Наконец дверь корпуса открылась, и я увидела Леночку, медленно спускавшуюся по лестнице. Вид у нее был изможденный и уставший, точно за это время она полностью утратила все свои силы. Девушка, как ни странно, пристально взглянула в мою сторону и направилась к той самой лавочке, на которой я сидела. Я даже не успела удивиться такому повороту событий, как Лена, остановившись напротив меня, спросила измученным голосом:
— Кто вы и зачем за мной следите? Что вам от меня нужно? Не делайте вид, что случайно здесь оказались. Я видела, как вы выходили из училища, а потом шли за мной в церковь и к корпусу. Глупо отпираться, рассказывайте начистоту!
Отлично, решила действовать напрямую и выложила все свои козыри. Что ж, хочешь начистоту — пожалуйста. Твой выбор.
— Частный детектив, Татьяна Иванова. — Я вытащила свое удостоверение и помахала перед Леночкой. — Вам тоже отпираться бесполезно, я все знаю про вас и Вольдемара Огородникова, а также о вашей связи с Садальским, а заодно и с Гихоренко и другими художниками. Кроме того, мне известно, что вы похитили картину Вольдемара Огородникова, которая называется «Богиня огня». У меня имеются все доказательства и улики. Единственное, что вы можете сделать, дабы облегчить свое положение, так это рассказать мне, зачем вы украли работу и где она находится.
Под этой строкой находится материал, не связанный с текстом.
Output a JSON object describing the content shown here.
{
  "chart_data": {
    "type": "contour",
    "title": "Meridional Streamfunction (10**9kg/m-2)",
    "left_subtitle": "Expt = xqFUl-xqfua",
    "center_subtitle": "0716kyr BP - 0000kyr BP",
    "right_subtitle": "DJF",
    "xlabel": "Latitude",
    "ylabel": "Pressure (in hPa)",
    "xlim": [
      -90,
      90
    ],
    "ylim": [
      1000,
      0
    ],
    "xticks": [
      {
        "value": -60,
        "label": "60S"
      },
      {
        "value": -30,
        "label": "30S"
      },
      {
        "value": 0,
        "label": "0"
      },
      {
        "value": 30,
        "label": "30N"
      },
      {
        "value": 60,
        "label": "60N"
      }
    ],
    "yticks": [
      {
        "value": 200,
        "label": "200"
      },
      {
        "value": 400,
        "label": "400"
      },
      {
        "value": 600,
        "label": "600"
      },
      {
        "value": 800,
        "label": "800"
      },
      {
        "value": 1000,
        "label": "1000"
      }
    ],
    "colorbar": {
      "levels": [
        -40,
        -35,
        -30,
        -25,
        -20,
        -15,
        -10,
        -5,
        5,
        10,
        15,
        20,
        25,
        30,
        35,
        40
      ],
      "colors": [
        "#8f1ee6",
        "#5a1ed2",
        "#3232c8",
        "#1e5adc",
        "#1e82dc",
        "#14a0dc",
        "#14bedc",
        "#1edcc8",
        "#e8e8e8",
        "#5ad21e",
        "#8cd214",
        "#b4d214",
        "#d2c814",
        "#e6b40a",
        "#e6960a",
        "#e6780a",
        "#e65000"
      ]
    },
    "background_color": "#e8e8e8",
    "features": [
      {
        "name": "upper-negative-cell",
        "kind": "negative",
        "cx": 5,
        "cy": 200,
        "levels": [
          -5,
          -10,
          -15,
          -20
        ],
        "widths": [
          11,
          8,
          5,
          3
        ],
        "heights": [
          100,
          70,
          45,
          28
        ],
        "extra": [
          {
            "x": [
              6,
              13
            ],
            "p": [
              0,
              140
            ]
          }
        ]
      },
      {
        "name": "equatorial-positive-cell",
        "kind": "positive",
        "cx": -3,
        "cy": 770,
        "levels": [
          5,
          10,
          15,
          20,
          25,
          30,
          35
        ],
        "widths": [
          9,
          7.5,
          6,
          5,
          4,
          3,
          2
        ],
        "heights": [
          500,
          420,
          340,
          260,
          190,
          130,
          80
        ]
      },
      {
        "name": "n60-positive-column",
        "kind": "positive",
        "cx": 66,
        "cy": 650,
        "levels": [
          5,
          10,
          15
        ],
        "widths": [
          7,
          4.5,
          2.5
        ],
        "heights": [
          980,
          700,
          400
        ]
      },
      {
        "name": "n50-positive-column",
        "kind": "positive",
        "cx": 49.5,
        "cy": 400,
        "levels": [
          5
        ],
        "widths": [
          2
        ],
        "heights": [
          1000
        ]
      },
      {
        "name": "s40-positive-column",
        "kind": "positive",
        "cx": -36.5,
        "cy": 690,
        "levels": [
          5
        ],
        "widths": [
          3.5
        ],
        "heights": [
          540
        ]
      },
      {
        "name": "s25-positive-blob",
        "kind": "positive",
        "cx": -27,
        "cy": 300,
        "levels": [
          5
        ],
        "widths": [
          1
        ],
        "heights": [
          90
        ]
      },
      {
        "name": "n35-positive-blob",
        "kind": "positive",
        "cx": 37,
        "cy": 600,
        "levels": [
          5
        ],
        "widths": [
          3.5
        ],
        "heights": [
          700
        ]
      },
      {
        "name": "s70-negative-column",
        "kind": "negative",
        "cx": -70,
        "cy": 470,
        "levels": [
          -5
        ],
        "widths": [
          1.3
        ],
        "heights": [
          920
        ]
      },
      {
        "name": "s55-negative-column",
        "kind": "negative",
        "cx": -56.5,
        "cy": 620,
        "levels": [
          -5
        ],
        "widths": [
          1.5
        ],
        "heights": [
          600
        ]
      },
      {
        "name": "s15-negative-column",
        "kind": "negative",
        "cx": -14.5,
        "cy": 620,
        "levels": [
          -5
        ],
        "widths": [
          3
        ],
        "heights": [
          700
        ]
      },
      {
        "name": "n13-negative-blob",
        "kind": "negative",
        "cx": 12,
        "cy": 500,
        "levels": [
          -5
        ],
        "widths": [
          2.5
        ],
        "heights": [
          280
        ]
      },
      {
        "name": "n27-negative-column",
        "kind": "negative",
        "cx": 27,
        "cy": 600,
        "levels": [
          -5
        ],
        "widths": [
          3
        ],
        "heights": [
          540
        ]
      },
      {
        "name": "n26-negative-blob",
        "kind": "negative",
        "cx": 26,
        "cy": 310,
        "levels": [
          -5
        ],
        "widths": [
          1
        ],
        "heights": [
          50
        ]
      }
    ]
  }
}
Как вы наверняка знаете, чистосердечное признание облегчает вину. Итак, будем рассказывать? Или вызывать оперативную группу?
На лице Леночки не промелькнуло ни удивления, ни испуга. Она лишь медленно покачала головой и проговорила таким же усталым голосом:
— Вызывайте кого хотите. Хоть оперативников, хоть снайперов, хоть террористов. Нет у вас никаких улик и доказательств — картина мне не нужна и красть ее я не крала.
— Но связи с художниками вы отрицать не станете? — предпочла я не давать Леночке повода почувствовать себя хозяйкой положения. — Вы используете состоятельных живописцев, живете за их счет, временами подрабатываете моделью для студентов. Богатенькие художники на все готовы, только бы вы были с ними, а вы нагло пользуетесь своей внешностью и разрушаете чужие семьи! Этого-то вы отрицать не будете?
— Нет, не буду, — безразлично пожала плечами девушка, по-прежнему стоя напротив меня. — А разве является преступлением любовный роман между мужчиной и женщиной? Спят они со мной не под дулом пистолета, я никого не заставляю! И проституцией не занимаюсь, можете проверить по своим базам! Если, конечно, вы та, за кого себя выдаете!
— Я вас не обманываю, — спокойно заявила я. — И все же, объясните: почему именно художники? Почему вы не совращаете бизнесменов, политиков? Мне кажется, найти богатого живописца — задача весьма непростая. У вас что, страсть к художникам, что ли?
Леночка не отвечала. Она села на лавочку рядом со мной, достала сигарету и элегантно закурила. По-прежнему не говоря ни слова, девушка уставилась на выпускаемый ею дым, словно разглядела в нем что-то чрезвычайно интересное, заставившее ее позабыть и обо мне, и о моих вопросах. Я посмотрела на лицо Леночки. Из больших, широко раскрытых глаз внезапно робко выкатились две слезинки и упали на воротник пальто. Девушка словно не заметила этого, не вытерла слезы рукой, не достала платка. Просто сидела молча и курила.
— Лена… — тихо проговорила я. — Скажите, в шестнадцатом отделении… Там кто-то из ваших родственников, да? Вы к нему ездили?